I’m writing to you now from a wooden tent in the Pian di Boccio Campground, located in Bevagna, a town right next to the famous Montefalco wine region. This is the perfect place to begin tomorrow’s wine tasting. This wooden tent, at 24 euros a night (8 euros for sheets and towels if you need them), comes with two beds and electricity, making me almost happy that I didn’t bringing a tent on this trip. I’ve never wanted to travel with a tent because it adds too much bulk to my already bulky luggage, and camping in Italy is actually rather expensive: campsites generally charge per person, per tent, and per car. If you want to rent a car and get into the countryside, campgrounds like Pian di Boccio offer a solution: inexpensive wooden tents and bungalows.
Earlier, I visited the hilltop town of Assisi, the chosen home of Italy’s patron saint, St. Francis. The son of a wealthy clothing maker, St. Francis rejected the path of commerce, symbolically (and literally) shedding his clothes and walking into the woods. He believed in living a humble life, and became a beggar before founding the Order of the Friars. That’s right, St. Francis was the original founder of the Franciscan monks.
Assisi is breathtaking. Its many churches fill the skyline with spires. It is the quintessential Italian hilltop town. Kristin and I packed a picnic of Umbria’s traditional foods: Mortadella di Campotosto, caciotta di Norcia, and a bottle of Fongoli winery’s 2008 “Grechetto dei Colli Martani.”
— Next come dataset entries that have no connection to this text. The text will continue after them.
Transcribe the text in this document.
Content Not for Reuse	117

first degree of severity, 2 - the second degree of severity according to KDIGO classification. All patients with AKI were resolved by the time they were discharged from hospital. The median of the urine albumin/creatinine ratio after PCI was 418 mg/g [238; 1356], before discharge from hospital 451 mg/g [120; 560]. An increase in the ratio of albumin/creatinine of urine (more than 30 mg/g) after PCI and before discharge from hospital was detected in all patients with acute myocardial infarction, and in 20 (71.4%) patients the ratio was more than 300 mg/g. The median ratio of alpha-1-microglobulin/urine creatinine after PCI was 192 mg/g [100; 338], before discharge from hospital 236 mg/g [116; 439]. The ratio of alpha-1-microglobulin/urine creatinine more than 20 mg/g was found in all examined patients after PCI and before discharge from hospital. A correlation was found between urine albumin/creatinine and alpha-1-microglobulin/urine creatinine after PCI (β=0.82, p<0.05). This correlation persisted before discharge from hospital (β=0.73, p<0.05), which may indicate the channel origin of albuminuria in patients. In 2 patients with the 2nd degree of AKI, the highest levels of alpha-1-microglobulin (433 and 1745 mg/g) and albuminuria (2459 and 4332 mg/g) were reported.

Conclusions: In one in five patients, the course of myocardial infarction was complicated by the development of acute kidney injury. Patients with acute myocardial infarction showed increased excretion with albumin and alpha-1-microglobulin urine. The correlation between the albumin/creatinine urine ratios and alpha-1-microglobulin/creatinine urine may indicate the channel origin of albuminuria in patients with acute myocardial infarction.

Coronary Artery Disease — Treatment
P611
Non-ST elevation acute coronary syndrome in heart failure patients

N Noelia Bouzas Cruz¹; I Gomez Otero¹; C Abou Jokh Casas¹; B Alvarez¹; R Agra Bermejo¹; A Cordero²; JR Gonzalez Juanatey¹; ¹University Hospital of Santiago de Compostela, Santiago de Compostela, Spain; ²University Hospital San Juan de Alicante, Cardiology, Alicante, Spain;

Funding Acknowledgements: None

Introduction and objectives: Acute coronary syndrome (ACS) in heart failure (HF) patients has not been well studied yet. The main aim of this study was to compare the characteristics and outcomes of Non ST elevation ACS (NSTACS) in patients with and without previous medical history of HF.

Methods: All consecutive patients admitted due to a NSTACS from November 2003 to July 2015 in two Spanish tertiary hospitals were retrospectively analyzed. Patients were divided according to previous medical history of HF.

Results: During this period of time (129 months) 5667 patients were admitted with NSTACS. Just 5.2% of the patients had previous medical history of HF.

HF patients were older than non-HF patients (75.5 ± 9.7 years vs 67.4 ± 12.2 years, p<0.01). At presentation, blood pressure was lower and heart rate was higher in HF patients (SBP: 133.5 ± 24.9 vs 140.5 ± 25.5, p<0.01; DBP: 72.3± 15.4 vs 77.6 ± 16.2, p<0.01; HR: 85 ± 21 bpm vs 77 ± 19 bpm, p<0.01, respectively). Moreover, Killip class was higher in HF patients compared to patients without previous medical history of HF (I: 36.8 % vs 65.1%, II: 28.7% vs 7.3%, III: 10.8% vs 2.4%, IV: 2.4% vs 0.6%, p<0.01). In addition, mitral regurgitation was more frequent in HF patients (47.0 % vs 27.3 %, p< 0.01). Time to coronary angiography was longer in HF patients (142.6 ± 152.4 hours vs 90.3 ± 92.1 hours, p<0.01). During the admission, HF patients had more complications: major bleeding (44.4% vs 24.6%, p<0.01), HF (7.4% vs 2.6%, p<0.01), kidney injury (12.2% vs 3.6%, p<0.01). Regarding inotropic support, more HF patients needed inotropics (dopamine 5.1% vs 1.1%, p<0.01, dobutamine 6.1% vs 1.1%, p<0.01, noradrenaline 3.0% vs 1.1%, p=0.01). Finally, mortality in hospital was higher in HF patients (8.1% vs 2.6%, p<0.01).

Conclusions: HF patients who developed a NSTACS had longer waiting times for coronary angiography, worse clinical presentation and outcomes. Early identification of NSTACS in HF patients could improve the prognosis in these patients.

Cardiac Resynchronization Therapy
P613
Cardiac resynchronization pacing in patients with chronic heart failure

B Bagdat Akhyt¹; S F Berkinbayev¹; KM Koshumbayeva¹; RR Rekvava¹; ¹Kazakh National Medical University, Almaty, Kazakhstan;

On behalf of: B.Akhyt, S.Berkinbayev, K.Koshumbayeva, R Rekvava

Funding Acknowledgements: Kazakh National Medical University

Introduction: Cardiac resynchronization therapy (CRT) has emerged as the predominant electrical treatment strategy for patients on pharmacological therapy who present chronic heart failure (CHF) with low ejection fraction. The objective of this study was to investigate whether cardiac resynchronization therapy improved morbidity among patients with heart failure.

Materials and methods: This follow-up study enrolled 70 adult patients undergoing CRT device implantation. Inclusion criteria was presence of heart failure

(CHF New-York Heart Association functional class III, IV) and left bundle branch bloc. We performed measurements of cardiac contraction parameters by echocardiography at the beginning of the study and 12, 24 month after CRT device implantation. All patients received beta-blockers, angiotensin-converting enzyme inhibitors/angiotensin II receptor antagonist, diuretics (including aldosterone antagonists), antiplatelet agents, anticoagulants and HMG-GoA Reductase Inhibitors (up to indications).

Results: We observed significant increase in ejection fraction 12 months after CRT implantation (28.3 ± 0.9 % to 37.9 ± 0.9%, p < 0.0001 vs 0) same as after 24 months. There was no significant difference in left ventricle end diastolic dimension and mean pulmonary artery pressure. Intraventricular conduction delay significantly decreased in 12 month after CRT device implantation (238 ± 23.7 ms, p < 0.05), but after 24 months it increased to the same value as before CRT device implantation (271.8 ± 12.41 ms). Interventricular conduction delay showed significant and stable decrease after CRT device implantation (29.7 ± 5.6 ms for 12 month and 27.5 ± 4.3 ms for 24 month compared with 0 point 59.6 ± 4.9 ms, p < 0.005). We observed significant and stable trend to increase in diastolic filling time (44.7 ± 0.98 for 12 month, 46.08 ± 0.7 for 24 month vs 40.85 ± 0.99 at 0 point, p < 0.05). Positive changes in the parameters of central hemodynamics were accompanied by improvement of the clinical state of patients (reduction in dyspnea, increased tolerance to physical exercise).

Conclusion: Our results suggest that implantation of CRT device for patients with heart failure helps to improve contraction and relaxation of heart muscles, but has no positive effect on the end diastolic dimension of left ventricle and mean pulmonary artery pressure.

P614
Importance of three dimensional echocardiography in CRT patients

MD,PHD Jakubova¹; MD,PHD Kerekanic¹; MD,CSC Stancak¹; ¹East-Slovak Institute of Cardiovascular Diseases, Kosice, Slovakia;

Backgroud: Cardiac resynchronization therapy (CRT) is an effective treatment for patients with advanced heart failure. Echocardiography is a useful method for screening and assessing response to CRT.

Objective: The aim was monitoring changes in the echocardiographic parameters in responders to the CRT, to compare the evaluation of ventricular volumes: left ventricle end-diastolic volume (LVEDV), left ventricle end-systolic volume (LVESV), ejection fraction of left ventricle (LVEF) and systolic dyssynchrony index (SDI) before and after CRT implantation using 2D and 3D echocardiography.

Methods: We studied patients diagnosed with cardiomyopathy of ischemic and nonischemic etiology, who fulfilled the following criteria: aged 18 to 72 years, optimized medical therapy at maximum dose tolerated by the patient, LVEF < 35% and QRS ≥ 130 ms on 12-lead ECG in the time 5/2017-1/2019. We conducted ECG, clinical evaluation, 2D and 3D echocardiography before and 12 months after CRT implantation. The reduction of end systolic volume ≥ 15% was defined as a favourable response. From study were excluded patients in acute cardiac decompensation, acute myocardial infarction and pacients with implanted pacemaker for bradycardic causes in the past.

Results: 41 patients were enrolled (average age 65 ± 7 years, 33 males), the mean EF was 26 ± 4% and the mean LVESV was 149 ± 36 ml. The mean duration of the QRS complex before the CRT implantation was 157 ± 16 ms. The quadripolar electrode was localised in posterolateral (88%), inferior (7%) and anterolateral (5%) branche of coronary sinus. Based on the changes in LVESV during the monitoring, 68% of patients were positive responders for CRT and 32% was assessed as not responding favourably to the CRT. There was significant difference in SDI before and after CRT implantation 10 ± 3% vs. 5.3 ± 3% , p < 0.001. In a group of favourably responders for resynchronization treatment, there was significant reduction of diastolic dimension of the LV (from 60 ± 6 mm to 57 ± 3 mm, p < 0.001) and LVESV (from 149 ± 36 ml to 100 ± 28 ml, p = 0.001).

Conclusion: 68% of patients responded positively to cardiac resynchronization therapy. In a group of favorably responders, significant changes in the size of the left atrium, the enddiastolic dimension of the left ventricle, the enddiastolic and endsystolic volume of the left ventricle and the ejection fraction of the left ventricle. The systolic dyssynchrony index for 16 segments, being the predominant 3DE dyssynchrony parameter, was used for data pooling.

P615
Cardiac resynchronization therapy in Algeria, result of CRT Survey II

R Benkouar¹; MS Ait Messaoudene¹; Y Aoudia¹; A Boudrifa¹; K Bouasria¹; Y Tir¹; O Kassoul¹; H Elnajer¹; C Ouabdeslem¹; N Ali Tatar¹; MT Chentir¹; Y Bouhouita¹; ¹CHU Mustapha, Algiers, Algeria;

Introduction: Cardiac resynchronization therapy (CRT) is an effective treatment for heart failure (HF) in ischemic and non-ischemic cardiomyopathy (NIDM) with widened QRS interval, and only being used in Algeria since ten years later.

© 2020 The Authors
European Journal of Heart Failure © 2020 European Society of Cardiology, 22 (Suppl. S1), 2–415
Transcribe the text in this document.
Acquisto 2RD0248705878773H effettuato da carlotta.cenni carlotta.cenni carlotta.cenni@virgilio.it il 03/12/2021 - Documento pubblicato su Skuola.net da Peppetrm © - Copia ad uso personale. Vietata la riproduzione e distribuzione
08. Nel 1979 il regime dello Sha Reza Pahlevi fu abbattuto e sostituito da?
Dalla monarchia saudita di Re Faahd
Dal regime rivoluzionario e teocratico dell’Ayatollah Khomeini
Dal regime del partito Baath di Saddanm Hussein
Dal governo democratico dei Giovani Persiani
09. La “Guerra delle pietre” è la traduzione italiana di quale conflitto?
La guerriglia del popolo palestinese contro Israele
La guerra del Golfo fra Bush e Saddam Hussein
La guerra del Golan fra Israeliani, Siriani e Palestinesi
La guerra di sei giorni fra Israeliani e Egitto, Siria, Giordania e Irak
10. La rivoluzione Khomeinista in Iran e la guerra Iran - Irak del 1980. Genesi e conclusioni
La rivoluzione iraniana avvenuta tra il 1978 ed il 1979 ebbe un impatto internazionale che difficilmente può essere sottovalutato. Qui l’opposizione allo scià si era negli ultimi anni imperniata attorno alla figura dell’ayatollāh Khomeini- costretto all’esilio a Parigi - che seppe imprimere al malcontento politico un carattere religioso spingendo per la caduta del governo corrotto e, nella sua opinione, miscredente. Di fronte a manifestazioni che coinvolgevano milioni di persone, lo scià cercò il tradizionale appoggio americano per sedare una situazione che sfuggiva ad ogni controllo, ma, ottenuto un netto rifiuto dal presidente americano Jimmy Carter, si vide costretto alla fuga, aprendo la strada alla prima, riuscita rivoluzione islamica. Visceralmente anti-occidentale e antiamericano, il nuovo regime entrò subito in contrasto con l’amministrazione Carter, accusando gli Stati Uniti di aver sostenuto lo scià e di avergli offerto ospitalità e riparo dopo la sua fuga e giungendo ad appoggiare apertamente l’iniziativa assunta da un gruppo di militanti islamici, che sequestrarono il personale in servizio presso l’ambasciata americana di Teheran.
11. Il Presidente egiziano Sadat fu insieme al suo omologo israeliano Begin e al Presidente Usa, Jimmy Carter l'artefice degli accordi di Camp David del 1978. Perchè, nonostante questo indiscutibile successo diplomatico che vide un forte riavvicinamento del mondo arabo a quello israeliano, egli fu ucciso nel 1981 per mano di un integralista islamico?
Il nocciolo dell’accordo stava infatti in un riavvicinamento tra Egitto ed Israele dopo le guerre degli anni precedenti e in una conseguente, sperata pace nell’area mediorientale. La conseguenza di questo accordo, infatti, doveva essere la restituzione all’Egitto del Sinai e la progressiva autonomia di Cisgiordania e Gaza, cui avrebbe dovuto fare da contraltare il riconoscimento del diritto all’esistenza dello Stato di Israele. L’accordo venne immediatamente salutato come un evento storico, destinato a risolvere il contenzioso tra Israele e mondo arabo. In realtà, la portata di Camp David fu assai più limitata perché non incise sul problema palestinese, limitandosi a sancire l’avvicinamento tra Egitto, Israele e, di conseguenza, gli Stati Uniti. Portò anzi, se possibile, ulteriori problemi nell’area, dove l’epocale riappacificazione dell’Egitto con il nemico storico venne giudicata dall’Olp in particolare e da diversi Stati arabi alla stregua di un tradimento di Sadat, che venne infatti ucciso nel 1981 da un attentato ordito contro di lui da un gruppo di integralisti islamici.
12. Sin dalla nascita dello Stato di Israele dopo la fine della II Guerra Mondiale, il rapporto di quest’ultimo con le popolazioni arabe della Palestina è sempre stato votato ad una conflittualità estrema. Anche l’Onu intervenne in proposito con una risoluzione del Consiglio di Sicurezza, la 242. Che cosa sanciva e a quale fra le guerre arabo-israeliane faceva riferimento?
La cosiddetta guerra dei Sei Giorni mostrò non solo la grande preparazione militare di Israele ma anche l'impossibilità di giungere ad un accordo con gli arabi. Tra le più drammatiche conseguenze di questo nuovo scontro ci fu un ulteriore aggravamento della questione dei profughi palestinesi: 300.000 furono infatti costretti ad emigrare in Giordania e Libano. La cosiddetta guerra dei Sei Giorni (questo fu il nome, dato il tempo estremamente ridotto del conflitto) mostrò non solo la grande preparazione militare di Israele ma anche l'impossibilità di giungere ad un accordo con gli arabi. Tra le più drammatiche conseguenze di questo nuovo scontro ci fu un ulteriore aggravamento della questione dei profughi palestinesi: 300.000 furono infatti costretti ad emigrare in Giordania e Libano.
When I visit a region, I love to compose a meal entirely of that region’s specialties. After all, each region in Italy is a culinary microcosm: its components are traditionally designed to be eaten together. The Mortadella di Campotosto, which is made in nearby Norcia, was nothing like the commonly found mortadella. It was an aged salami with a smooth texture and a wonderful pepperiness. Strangely, it had a large piece of lard in the center. I’ll have to ask a specialist to explain that later; I’ll get back to you. The caciotta cheese, also made in Norcia, was barely aged, making it fresh and creamy. This was my first time trying the Grechetto grape, and it was superb. A perfect summer wine, it had a nose of citrus and vibrant flavors. It was a classic wine, one that immediately made me think of Italy, but it was also toasty, reminding me of California and sweet home San Francisco. I look forward to tasting more of these tomorrow.
After lunch, I toured Assisi. Beautiful views of the Tiber Valley framed by alleyways and walnut trees were everywhere. Expansive, perfectly planned countryside spread out in all directions. The churches I visited were also impressive, but very busy with visitors. Assisi is definitely on the map when it comes to tourism.
Well, the sun has set, the night is warm. Our wooden tent came with patio furniture, so we’re going to play a game of scopa (a traditional Neapolitan card game) then head over to the campground’s restaurant. Tomorrow is a big day.